We live in a culture that says , ‘If it feels good do it; if it doesn’t, don’t!’ ‘Do what makes you happy.’ Emotion rules and it cannot be controlled.
One negative experience and the accompanying emotions transform a peaceful day into torrential downpour of doubt, anxiety and frustration.
Untamed anger wields a sword-like tongue to slice loved ones into pieces.
Unbridled passion silences the voice of reason and integrity is abandoned in the street.
I confess I’ve let these servants-turned-dictators usurp the throne of my heart.
But they are being overthrown!
I am learning. Emotion is meant to be a gift. I think it is one of the things that distinguish us from the rest of creation.
You see, God feels emotions. Joy. Anger. Compassion. Grief. Even Jealousy. Longing. However, God never to lets his emotions dictate his decision. You know what (or i should say Who) always rules? Well…He always rules. He is Truth. Love. Grace.
And so I am learning to weigh my emotions on the scale with Truth. I’m learning to see them through the eyes of Love with a tint of Grace.
And you know what? I get it wrong a lot. In fact, I found myself literally yelling a loved one the other day (yelling like a maniac at a rock concert). Frustration and anger and hurt… I let them take over. … So I stink at this some days.
But you know what else?
Some days, I get it right. These are the days I remember to ask for help. I slow down, put the emotions in their rightful place. When I start looking for Truth, asking to see things through Love and Grace I feel better. (Funny isn’t it–to feel better after applying truth to a feeling?) The anxiety decreases, the frustration diminishes.

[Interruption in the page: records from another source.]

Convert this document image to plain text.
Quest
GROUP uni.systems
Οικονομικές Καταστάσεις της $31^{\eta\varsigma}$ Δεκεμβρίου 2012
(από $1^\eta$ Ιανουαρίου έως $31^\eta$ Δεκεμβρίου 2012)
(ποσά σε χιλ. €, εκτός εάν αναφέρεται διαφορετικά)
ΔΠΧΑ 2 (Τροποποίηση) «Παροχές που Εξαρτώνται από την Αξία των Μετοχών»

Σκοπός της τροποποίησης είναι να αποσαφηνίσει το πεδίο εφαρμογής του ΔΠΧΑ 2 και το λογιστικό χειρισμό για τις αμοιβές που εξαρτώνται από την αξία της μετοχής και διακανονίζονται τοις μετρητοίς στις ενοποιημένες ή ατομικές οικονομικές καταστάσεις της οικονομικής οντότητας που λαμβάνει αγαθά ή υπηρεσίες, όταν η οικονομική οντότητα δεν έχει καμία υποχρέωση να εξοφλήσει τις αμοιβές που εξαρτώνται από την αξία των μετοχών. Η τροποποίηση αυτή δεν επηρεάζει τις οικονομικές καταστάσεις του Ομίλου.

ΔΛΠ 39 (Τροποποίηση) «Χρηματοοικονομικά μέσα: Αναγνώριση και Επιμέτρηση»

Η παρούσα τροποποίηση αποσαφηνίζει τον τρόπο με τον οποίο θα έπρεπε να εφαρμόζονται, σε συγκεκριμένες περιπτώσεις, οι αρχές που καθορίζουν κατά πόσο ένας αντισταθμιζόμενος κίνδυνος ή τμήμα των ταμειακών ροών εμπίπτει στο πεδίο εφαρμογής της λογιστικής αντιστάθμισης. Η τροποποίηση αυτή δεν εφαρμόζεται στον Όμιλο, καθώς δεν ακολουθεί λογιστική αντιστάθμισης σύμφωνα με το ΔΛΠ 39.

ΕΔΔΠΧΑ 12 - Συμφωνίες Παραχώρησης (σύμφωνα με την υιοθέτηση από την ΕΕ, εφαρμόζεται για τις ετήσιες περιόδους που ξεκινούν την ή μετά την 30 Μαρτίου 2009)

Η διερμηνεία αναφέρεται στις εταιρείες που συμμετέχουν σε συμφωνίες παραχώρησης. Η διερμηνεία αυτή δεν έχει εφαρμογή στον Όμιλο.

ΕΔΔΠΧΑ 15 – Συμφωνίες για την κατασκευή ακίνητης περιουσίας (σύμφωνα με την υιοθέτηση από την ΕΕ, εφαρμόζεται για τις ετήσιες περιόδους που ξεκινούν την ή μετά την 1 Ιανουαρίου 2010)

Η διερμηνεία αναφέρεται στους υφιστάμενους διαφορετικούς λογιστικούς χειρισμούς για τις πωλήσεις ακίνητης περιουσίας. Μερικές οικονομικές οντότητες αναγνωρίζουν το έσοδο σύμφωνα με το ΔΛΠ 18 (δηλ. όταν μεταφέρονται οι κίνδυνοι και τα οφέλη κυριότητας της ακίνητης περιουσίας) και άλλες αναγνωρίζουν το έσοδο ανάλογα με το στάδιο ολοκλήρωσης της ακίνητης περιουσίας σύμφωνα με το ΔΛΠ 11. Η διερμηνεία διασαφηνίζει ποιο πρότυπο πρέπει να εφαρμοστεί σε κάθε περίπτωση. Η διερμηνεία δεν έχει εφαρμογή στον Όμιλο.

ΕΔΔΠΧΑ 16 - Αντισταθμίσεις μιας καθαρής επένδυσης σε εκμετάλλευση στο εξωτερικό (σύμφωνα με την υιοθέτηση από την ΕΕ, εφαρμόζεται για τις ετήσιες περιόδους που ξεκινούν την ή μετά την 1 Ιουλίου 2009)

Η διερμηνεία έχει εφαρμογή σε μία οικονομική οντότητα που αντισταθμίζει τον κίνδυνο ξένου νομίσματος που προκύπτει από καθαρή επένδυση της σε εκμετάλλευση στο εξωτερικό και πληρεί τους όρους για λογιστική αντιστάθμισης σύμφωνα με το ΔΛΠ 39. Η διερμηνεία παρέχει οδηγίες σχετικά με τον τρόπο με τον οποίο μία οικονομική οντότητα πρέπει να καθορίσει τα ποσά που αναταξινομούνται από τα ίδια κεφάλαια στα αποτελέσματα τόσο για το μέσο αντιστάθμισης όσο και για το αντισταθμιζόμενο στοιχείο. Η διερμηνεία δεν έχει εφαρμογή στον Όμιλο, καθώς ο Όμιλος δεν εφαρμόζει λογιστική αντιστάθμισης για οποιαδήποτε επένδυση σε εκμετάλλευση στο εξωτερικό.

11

I have a lot of work ahead. And I have to keep practicing. Honestly it takes courage to learn a new way to see the world and the Kingdom. (Whats that saying ‘old habits die hard’?)
But it’s worth it. Plus the real King doesn’t really like to share His throne. So if my emotions rule…he won’t rule my heart too. I’d rather have Him in charge of my heart. Wouldn’t you?
What about you? How do you reign in unruly emotions?